The franchisee/tenant may avoid this by specifically negotiating for a lease term (or option) that expires on the same date as the franchise agreement. If the landlord refuses to agree, the franchisee/tenant may be able to go back to the franchisor and negotiate a change to the franchise term.
2. Permitted Use. The “Permitted Use” clause limits the business that the tenant may operate in the restaurant space. Generally, the tenant wants maximum flexibility, while the landlord wants to specify the trade name as well limit what sort of business is conducted under that trade name. At a minimum, the landlord will require that the Permitted Use not conflict with any existing “exclusive rights” granted to other tenants in the shopping center; the landlord may also want the ability to bind the tenant to exclusive rights that landlord may in the future grant to other tenants.
The franchisor and landlord will be in agreement on the trade name – they want the tenant to operate only the franchisor’s brand. However, a conflict may arise over any limits on the business conducted. A franchise agreement will typically require the franchisee to offer the franchisor’s entire menu offering. If the lease prohibits the franchisee from complying with changes to the menu offerings, the franchisee will have to breach one of its agreements.
3. Construction; Signage and Decor. A franchise agreement will require the franchisee to construct its premises according to the brand’s requirements, including layout, equipment, signage and décor. The franchisor will typically have approval rights over all aspects of franchisee’s construction.

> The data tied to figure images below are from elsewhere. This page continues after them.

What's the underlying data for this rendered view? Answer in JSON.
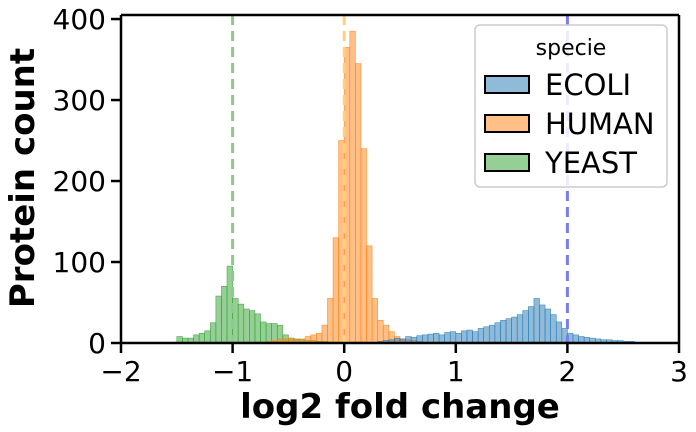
{
  "chart_data": {
    "type": "histogram",
    "xlabel": "log2 fold change",
    "ylabel": "Protein count",
    "xlim": [
      -2,
      3
    ],
    "ylim": [
      0,
      405
    ],
    "x_ticks": [
      -2,
      -1,
      0,
      1,
      2,
      3
    ],
    "x_tick_labels": [
      "−2",
      "−1",
      "0",
      "1",
      "2",
      "3"
    ],
    "y_ticks": [
      0,
      100,
      200,
      300,
      400
    ],
    "y_tick_labels": [
      "0",
      "100",
      "200",
      "300",
      "400"
    ],
    "grid": false,
    "bin_width": 0.05,
    "legend": {
      "title": "specie",
      "position": "top-right",
      "entries": [
        "ECOLI",
        "HUMAN",
        "YEAST"
      ]
    },
    "colors": {
      "ECOLI": "#1f77b4",
      "HUMAN": "#ff7f0e",
      "YEAST": "#2ca02c",
      "ECOLI_line": "#7b7bf2",
      "HUMAN_line": "#ffd27a",
      "YEAST_line": "#8fc98f"
    },
    "reference_lines": [
      {
        "series": "YEAST",
        "x": -1
      },
      {
        "series": "HUMAN",
        "x": 0
      },
      {
        "series": "ECOLI",
        "x": 2
      }
    ],
    "series": [
      {
        "name": "ECOLI",
        "bin_start": 0.3,
        "values": [
          2,
          3,
          4,
          6,
          5,
          8,
          7,
          9,
          10,
          11,
          12,
          10,
          13,
          14,
          12,
          15,
          16,
          14,
          18,
          20,
          22,
          25,
          28,
          30,
          32,
          35,
          40,
          45,
          55,
          47,
          42,
          35,
          26,
          18,
          12,
          10,
          8,
          7,
          6,
          5,
          4,
          4,
          3,
          3,
          2,
          2,
          1
        ]
      },
      {
        "name": "HUMAN",
        "bin_start": -0.7,
        "values": [
          2,
          3,
          5,
          5,
          6,
          4,
          5,
          8,
          10,
          12,
          22,
          55,
          130,
          250,
          365,
          385,
          345,
          240,
          120,
          55,
          28,
          22,
          14,
          8,
          5,
          4,
          3,
          2
        ]
      },
      {
        "name": "YEAST",
        "bin_start": -1.5,
        "values": [
          8,
          6,
          6,
          10,
          12,
          15,
          25,
          58,
          70,
          95,
          55,
          48,
          42,
          40,
          36,
          26,
          24,
          24,
          22,
          10,
          6,
          5,
          4,
          3,
          3,
          2,
          2,
          1
        ]
      }
    ]
  }
}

The landlord will usually have approval rights over the tenant’s construction and signage as well. To the extent possible, the franchisee/tenant should seek to have its construction and signage plans pre-approved by the landlord prior to lease execution.
If the shopping center (or the local jurisdiction) has limits on color schemes, construction materials, signage, or other aspects of the business, the franchisee will need approval from the franchisor to deviate from its standard brand requirements.

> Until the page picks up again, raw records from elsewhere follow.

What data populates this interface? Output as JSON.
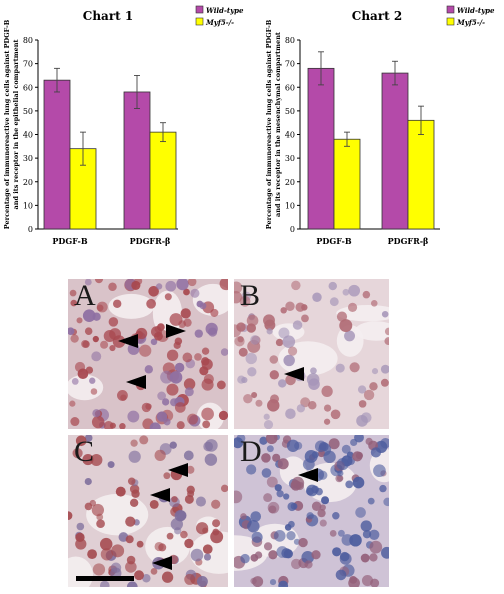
{
  "chart_data": [
    {
      "type": "bar",
      "title": "Chart 1",
      "categories": [
        "PDGF-B",
        "PDGFR-β"
      ],
      "series": [
        {
          "name": "Wild-type",
          "values": [
            63,
            58
          ],
          "errors": [
            5,
            7
          ],
          "color": "#b44aa9"
        },
        {
          "name": "Myf5-/-",
          "values": [
            34,
            41
          ],
          "errors": [
            7,
            4
          ],
          "color": "#ffff00"
        }
      ],
      "ylabel": "Percentage of immunoreactive lung cells against PDGF-B and its receptor in the epithelial compartment",
      "ylim": [
        0,
        80
      ],
      "yticks": [
        "0",
        "10",
        "20",
        "30",
        "40",
        "50",
        "60",
        "70",
        "80"
      ],
      "legend": "top-right"
    },
    {
      "type": "bar",
      "title": "Chart 2",
      "categories": [
        "PDGF-B",
        "PDGFR-β"
      ],
      "series": [
        {
          "name": "Wild-type",
          "values": [
            68,
            66
          ],
          "errors": [
            7,
            5
          ],
          "color": "#b44aa9"
        },
        {
          "name": "Myf5-/-",
          "values": [
            38,
            46
          ],
          "errors": [
            3,
            6
          ],
          "color": "#ffff00"
        }
      ],
      "ylabel": "Percentage of immunoreactive lung cells against PDGF-B and its receptor in the mesenchymal compartment",
      "ylim": [
        0,
        80
      ],
      "yticks": [
        "0",
        "10",
        "20",
        "30",
        "40",
        "50",
        "60",
        "70",
        "80"
      ],
      "legend": "top-right"
    }
  ],
  "panels": [
    {
      "letter": "A",
      "bg": "#d9c3c9",
      "cell": "#a8484f",
      "cell2": "#8e6fa2",
      "density": 0.9
    },
    {
      "letter": "B",
      "bg": "#e6d6da",
      "cell": "#b06a74",
      "cell2": "#a595b8",
      "density": 0.6
    },
    {
      "letter": "C",
      "bg": "#e0cfd4",
      "cell": "#a4494e",
      "cell2": "#7d6d9c",
      "density": 0.7
    },
    {
      "letter": "D",
      "bg": "#cfc3d6",
      "cell": "#4e5d9e",
      "cell2": "#94607a",
      "density": 1.0
    }
  ]
}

4. Future Remodeling Obligations. Under a typical franchise agreement, the franchisor can require the franchisee to remodel their business to the franchisor’s then-current “brand image” for new franchisees. There may be some limits on this right (such as remodels not being required more than once every five years). In the lease, the franchisee/tenant should seek to have the right to remodel the premises consistent with the franchise agreement.
5. Assignment Clauses. As discussed above, one of the franchisor’s primary goals is to ensure the franchised location stays open under the franchisor’s brand, regardless of who is the franchisee. The franchisee/tenant will want the ability to sell their business to a new franchisee. The landlord, however, will, at a minimum, want any future owner to meet the landlord’s financial and other requirements for tenants. The franchisee/tenant will want to be released from all liability upon an assignment of the lease. The landlord, of course, prefers to keep the original tenant liable, while the franchisor is generally indifferent on this point.

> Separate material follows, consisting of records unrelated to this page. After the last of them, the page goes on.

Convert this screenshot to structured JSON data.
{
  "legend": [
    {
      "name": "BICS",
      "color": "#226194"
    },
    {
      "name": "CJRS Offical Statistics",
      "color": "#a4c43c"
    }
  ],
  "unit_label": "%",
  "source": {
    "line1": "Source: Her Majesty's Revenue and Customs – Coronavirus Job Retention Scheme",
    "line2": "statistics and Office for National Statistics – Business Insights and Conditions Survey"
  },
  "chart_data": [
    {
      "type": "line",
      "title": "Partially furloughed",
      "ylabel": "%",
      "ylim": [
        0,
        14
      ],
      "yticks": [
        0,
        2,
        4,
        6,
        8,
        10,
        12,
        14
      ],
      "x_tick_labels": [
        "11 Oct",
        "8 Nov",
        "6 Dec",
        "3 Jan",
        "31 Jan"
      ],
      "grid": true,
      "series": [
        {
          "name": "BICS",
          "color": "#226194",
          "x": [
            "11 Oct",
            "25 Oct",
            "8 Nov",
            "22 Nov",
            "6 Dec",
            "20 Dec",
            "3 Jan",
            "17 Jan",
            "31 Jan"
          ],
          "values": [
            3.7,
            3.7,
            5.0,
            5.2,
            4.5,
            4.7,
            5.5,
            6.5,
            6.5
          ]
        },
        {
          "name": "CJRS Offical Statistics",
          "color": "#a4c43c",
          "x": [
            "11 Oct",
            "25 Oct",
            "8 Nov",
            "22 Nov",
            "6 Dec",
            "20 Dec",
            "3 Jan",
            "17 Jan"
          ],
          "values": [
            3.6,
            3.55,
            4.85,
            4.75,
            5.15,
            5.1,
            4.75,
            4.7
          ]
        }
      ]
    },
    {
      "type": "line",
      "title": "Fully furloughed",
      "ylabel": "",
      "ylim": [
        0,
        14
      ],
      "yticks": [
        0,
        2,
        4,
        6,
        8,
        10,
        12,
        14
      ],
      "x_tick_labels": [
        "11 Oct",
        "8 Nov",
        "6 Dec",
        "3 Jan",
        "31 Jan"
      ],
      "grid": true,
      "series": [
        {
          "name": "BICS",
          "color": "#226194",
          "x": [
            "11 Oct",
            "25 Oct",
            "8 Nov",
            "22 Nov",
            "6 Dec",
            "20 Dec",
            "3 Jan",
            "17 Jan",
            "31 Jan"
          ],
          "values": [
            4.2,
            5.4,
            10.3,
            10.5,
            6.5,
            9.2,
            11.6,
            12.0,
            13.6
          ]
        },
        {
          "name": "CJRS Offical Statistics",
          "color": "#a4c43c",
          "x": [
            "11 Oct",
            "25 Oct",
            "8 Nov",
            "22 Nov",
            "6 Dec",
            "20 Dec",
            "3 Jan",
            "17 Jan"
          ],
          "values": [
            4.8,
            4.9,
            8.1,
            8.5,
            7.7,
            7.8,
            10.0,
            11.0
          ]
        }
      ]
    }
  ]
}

Conclusion. Negotiating a lease is often a difficult, contentious process between the landlord and prospective tenant. When the prospective tenant is also a franchisee, the process can be even more complicated. The franchisor, the franchisee/tenant, and the landlord all benefit from understanding the perspectives of the other parties and the issues that arise among the three different parties. By addressing franchise-specific issues early in the process, the tenant and landlord can more easily move the deal to closure.